For the Monte Carlo, should one use arithmetic or geometric mean returns?
The question can be illustrated with the following example:
If you invest £1,000, and get a return of 100%, over the first 12 months, you have doubled your money to £2,000; a return of -50%, in Year Two, however, would mean losing all the gains accumulated in Year One. Despite an arithmetic rate-of-return of 25% per annum, you are back exactly at Square One, in terms of compounded wealth. Introducing 'sequence of return' risk into a client’s financial plan is the reason for using the Monte Carlo simulation in the first place, so one doesn't want to start with data that has already corrected (albeit imperfectly) for the 'volatility drag' that is a function of variable returns.

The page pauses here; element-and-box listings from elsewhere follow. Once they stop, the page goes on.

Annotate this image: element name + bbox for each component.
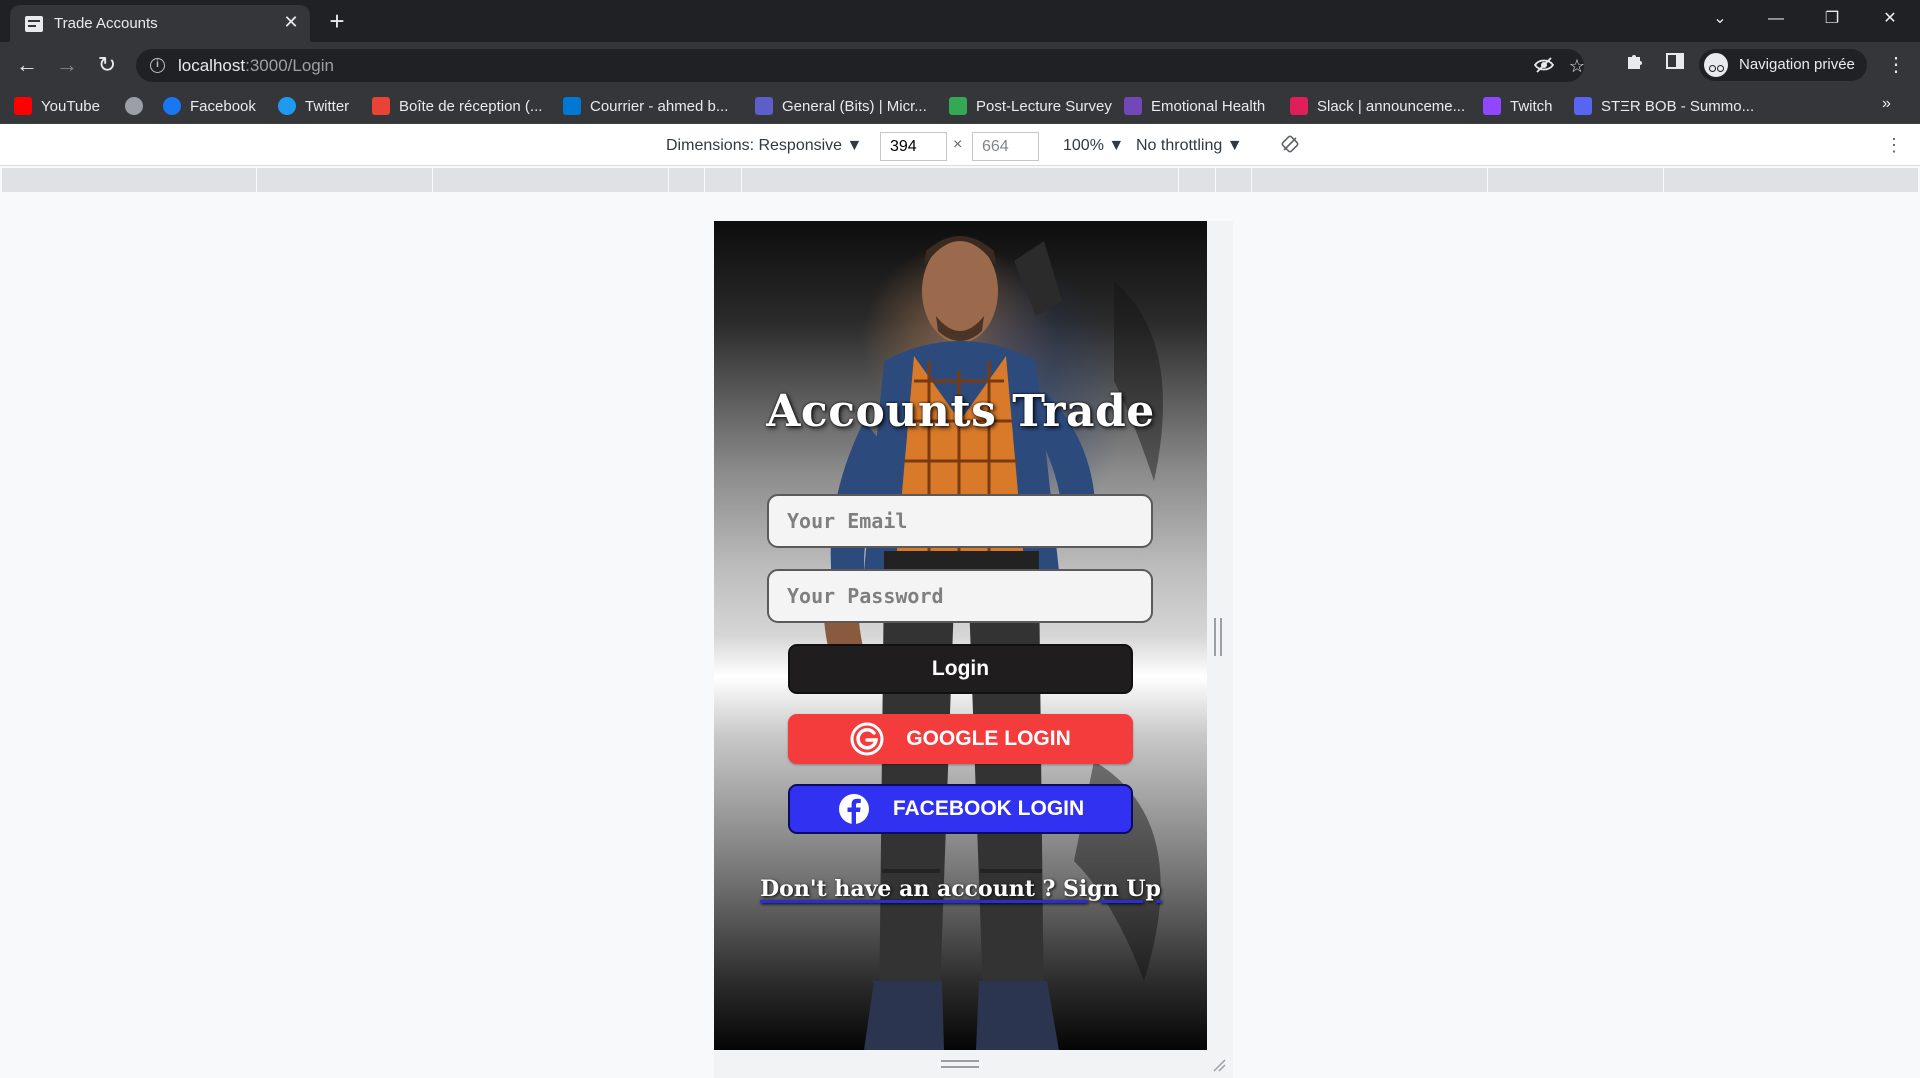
restore-button[interactable]: ❐ <box>1804 0 1860 38</box>
google-drive-icon <box>949 97 967 115</box>
bookmark-label: Boîte de réception (... <box>399 97 543 115</box>
height-input[interactable] <box>972 132 1039 161</box>
login-button-label: Login <box>931 657 990 680</box>
bookmarks-overflow-icon[interactable]: » <box>1882 95 1891 113</box>
close-window-button[interactable]: ✕ <box>1862 0 1918 38</box>
facebook-icon <box>838 794 869 824</box>
width-input[interactable] <box>880 132 947 161</box>
bookmark-label: YouTube <box>41 97 100 115</box>
address-bar[interactable]: i localhost:3000/Login ☆ <box>136 49 1585 82</box>
side-panel-icon[interactable] <box>1661 51 1689 79</box>
media-query-ruler[interactable] <box>2 168 1918 192</box>
url-text[interactable]: localhost:3000/Login <box>178 56 334 76</box>
bookmark-label: Post-Lecture Survey <box>976 97 1112 115</box>
bookmark-label: Slack | announceme... <box>1317 97 1466 115</box>
slack-icon <box>1290 97 1308 115</box>
browser-tab[interactable]: Trade Accounts ✕ <box>10 5 310 42</box>
youtube-icon <box>14 97 32 115</box>
new-tab-button[interactable]: + <box>323 7 351 35</box>
bookmark-star-icon[interactable]: ☆ <box>1565 54 1589 78</box>
incognito-profile-button[interactable]: Navigation privée <box>1699 49 1867 81</box>
forward-button[interactable]: → <box>52 50 82 80</box>
close-tab-icon[interactable]: ✕ <box>280 11 302 33</box>
login-button[interactable]: Login <box>788 644 1133 694</box>
google-login-label: GOOGLE LOGIN <box>906 727 1071 750</box>
dimensions-dropdown[interactable]: Dimensions: Responsive ▼ <box>666 137 862 155</box>
incognito-label: Navigation privée <box>1739 56 1855 73</box>
bookmark-twitch[interactable]: Twitch <box>1483 95 1553 117</box>
bookmark-label: STΞR BOB - Summo... <box>1601 97 1755 115</box>
facebook-icon <box>163 97 181 115</box>
browser-menu-icon[interactable]: ⋮ <box>1882 51 1910 79</box>
device-toolbar-more-icon[interactable]: ⋮ <box>1884 135 1904 157</box>
rotate-icon[interactable] <box>1279 134 1301 156</box>
tab-title: Trade Accounts <box>54 15 158 32</box>
bookmark-slack[interactable]: Slack | announceme... <box>1290 95 1465 117</box>
bookmark-facebook[interactable]: Facebook <box>163 95 256 117</box>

The difference between arithmetic and geometric return values is elaborated somewhat here >>>
Key Takeaway: You don’t want to double-count the effect of 'volatility drag', and so you should opt for 'arithmetic mean' returns, where possible.
To end on a pragmatic note, a weight of evidence confirms that we humans tend to have short memories, and constant reminders (of the possible pitfalls) are often necessary.
There may be good reason to exercise caution regarding the assumptions on which the simulation is predicated, including the assumptions that:
(1) Investment returns, over time, are 'normally distributed'.
(2) Variance of a given asset class will remain constant over time.
Recent experience (e.g. 2008), might lead one to wonder whether the model is liable to consistently understate the occurrence of so-called 'black swan' events, which – given the probability distribution – are many standard deviations from the assumed ‘mean’. There’s no perfect way of getting a handle on the future likelihood of such occurrences – we should remind ourselves, regularly, that past performance must be viewed as nothing more than a guide, and not as a strait jacket that – somehow, magically – constrains, or determines future outcomes.
Key Takeaway: The simulation cannot be any better than the assumptions by which it is underpinned. History gives reasons for questioning some of the inherent assumptions, so 'proceed with caution' might be a byword for the wise.